Even as AMD focuses attention on ramping up 90nm production, it’s already building another fabrication plant in Dresden, Germany, that will spearhead a push to 65nm manufacturing in 2006. Fab 36, as it is called, will handle 300mm wafers using the third generation of AMD’s APM methodology. APM 3.0 extends the yield control of its predecessor by gathering information about each processor die and adjusting the master recipe on a per-wafer basis. APM 3.0 provides a tighter integration of the process control systems with the other parts of the factory (active scheduling, predictive yield management, automated decision making etc.). The combination of 300mm wafers, 65nm manufacturing, and APM 3.0 promises to maximize manufacturing efficiency.

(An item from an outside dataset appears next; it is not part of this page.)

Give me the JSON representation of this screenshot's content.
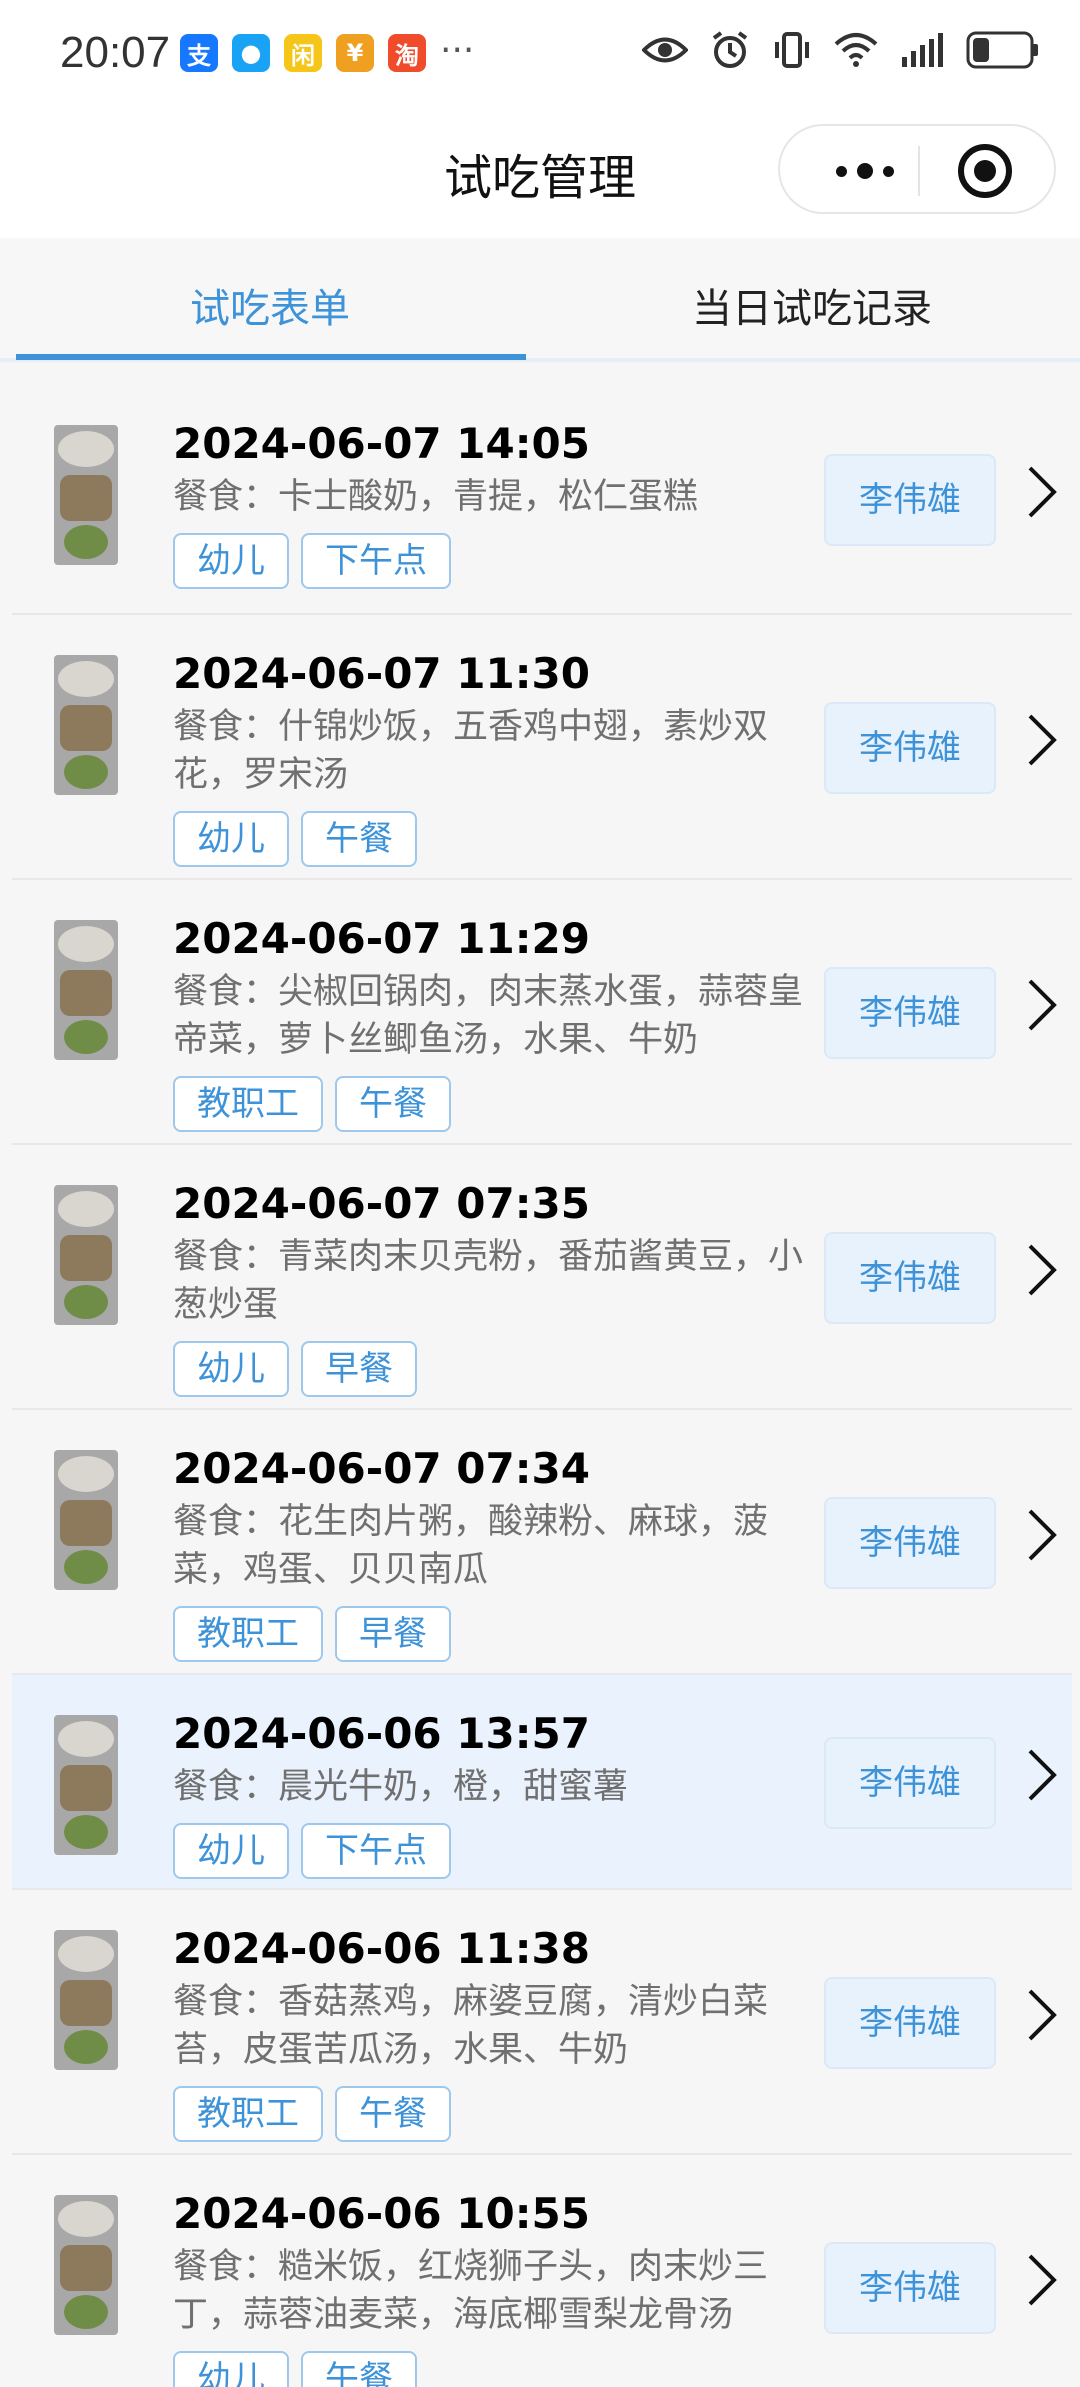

Until then, AMD will make further enhancements to its 90nm manufacturing process by adding strained silicon, increasing drive current by stretching the silicon atoms that comprise the channel region of each transistor.

Next Up: Dual-Core
The perpetual miniaturization of electronic circuits is certainly enabling exciting new possibilities. Beyond today’s AMD Athlon 64 processor lineup, there is a family of dual-core processors planned that center on the same eighth-generation architecture. The technology has already been publicly demonstrated using an HP ProLiant DL585 server with four physical socket interfaces and 90nm, dual-core, AMD Opteron processors.
AMD’s dual-core processors are being designed with today’s infrastructure in mind. System integrators will have no problem incorporating AMD Opteron processors into existing platforms and any desktop motherboard supporting a 90nm AMD Athlon 64 processor will accommodate dual-core descendants of the chip as well.

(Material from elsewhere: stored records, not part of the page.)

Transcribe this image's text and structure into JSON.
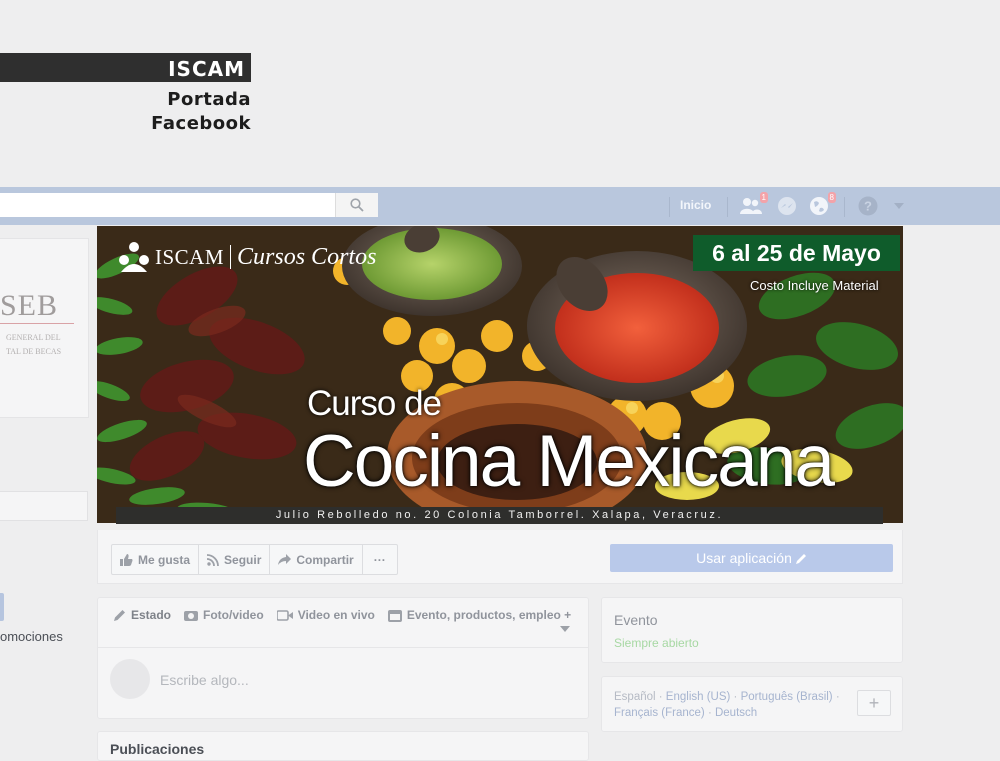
{
  "label": {
    "brand": "ISCAM",
    "subtitle_line1": "Portada",
    "subtitle_line2": "Facebook"
  },
  "topbar": {
    "search_placeholder": "",
    "home_label": "Inicio",
    "friends_badge": "1",
    "notifications_badge": "8",
    "icons": [
      "search-icon",
      "friend-requests-icon",
      "messages-icon",
      "notifications-globe-icon",
      "help-icon",
      "account-menu-caret-icon"
    ]
  },
  "left": {
    "logo_text": "SEB",
    "logo_sub_line1": "GENERAL DEL",
    "logo_sub_line2": "TAL DE BECAS",
    "promo_text": "omociones"
  },
  "cover": {
    "logo_org": "ISCAM",
    "logo_program": "Cursos Cortos",
    "dates": "6 al 25 de Mayo",
    "cost_note": "Costo Incluye Material",
    "course_prefix": "Curso de",
    "course_name": "Cocina Mexicana",
    "address": "Julio Rebolledo no. 20 Colonia Tamborrel. Xalapa, Veracruz."
  },
  "actions": {
    "like": "Me gusta",
    "follow": "Seguir",
    "share": "Compartir",
    "more": "···",
    "use_app": "Usar aplicación"
  },
  "composer": {
    "tabs": [
      "Estado",
      "Foto/video",
      "Video en vivo",
      "Evento, productos, empleo +"
    ],
    "placeholder": "Escribe algo..."
  },
  "publications": {
    "title": "Publicaciones"
  },
  "event": {
    "title": "Evento",
    "status": "Siempre abierto"
  },
  "languages": {
    "items": [
      "Español",
      "English (US)",
      "Português (Brasil)",
      "Français (France)",
      "Deutsch"
    ],
    "add_label": "+"
  },
  "colors": {
    "topbar": "#b9c7dd",
    "cover_date_box": "#0f5c2b",
    "use_app_button": "#b9c9ea",
    "event_status": "#a7d8a3"
  }
}
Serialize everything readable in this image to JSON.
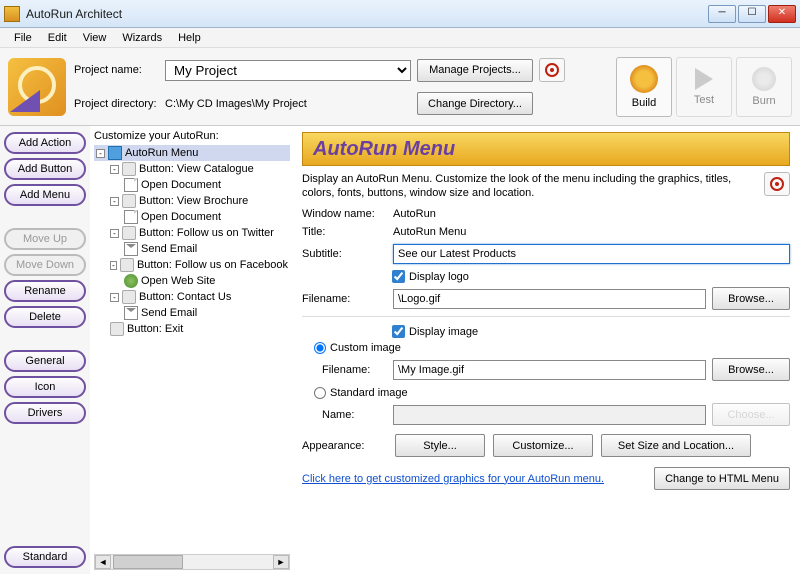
{
  "window": {
    "title": "AutoRun Architect"
  },
  "menu": {
    "file": "File",
    "edit": "Edit",
    "view": "View",
    "wizards": "Wizards",
    "help": "Help"
  },
  "toolbar": {
    "project_name_label": "Project name:",
    "project_name": "My Project",
    "project_dir_label": "Project directory:",
    "project_dir": "C:\\My CD Images\\My Project",
    "manage_projects": "Manage Projects...",
    "change_directory": "Change Directory...",
    "build": "Build",
    "test": "Test",
    "burn": "Burn"
  },
  "actions": {
    "add_action": "Add Action",
    "add_button": "Add Button",
    "add_menu": "Add Menu",
    "move_up": "Move Up",
    "move_down": "Move Down",
    "rename": "Rename",
    "delete": "Delete",
    "general": "General",
    "icon": "Icon",
    "drivers": "Drivers",
    "standard": "Standard"
  },
  "tree": {
    "title": "Customize your AutoRun:",
    "root": "AutoRun Menu",
    "b1": "Button: View Catalogue",
    "a1": "Open Document",
    "b2": "Button: View Brochure",
    "a2": "Open Document",
    "b3": "Button: Follow us on Twitter",
    "a3": "Send Email",
    "b4": "Button: Follow us on Facebook",
    "a4": "Open Web Site",
    "b5": "Button: Contact Us",
    "a5": "Send Email",
    "b6": "Button: Exit"
  },
  "panel": {
    "heading": "AutoRun Menu",
    "description": "Display an AutoRun Menu. Customize the look of the menu including the graphics, titles, colors, fonts, buttons, window size and location.",
    "window_name_label": "Window name:",
    "window_name": "AutoRun",
    "title_label": "Title:",
    "title_value": "AutoRun Menu",
    "subtitle_label": "Subtitle:",
    "subtitle_value": "See our Latest Products",
    "display_logo": "Display logo",
    "filename_label": "Filename:",
    "logo_filename": "\\Logo.gif",
    "browse": "Browse...",
    "display_image": "Display image",
    "custom_image": "Custom image",
    "image_filename": "\\My Image.gif",
    "standard_image": "Standard image",
    "name_label": "Name:",
    "choose": "Choose...",
    "appearance_label": "Appearance:",
    "style": "Style...",
    "customize": "Customize...",
    "set_size": "Set Size and Location...",
    "custom_link": "Click here to get customized graphics for your AutoRun menu.",
    "change_html": "Change to HTML Menu"
  }
}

The seamlessness of AMD’s dual-core adoption is due to a couple of notable factors. One is 90nm manufacturing, which reduces power consumption to the point that putting two cores on one die is feasible, even though the task requires roughly 205 million transistors. And despite that extra functionality, the die size of a dual-core AMD Opteron processor will resemble its 130nm predecessor.

Another key ingredient is the micro-architecture’s design. AMD Opteron processors already feature the crossbar switch and system request interface needed to arbitrate between two cores. Thus, the addition of another processing core and cache repository is made much more elegant. And because both cores share a memory controller and HyperTransport™ technology resources, the processor’s pin-outs remain consistent with existing interfaces.

Conclusion
AMD’s experience manufacturing 130nm transistors using copper interconnects, SOI, and low-k dielectrics is paying off today in its rapid shift to 90nm. Not only do the 90nm processors boast improved power characteristics, but they are generally regarded as featuring better clock scalability as well. Consequently, AMD is in a strong position moving forward, as its low-power consumption numbers are an encouraging sign for the micro-architecture’s future.
With strained silicon already a part of the AMD Athlon 64 FX-55 processor, you can expect to see AMD making further adjustments to its 90nm process in the months to come, leading up to availability of dual-core processors scheduled for 2005. The completion of Fab 36 will culminate the life of 90nm as AMD shifts gears to 65nm manufacturing and begins tooling up for the eventual adoption of 45nm and beyond.

There's what the little bird told me they said.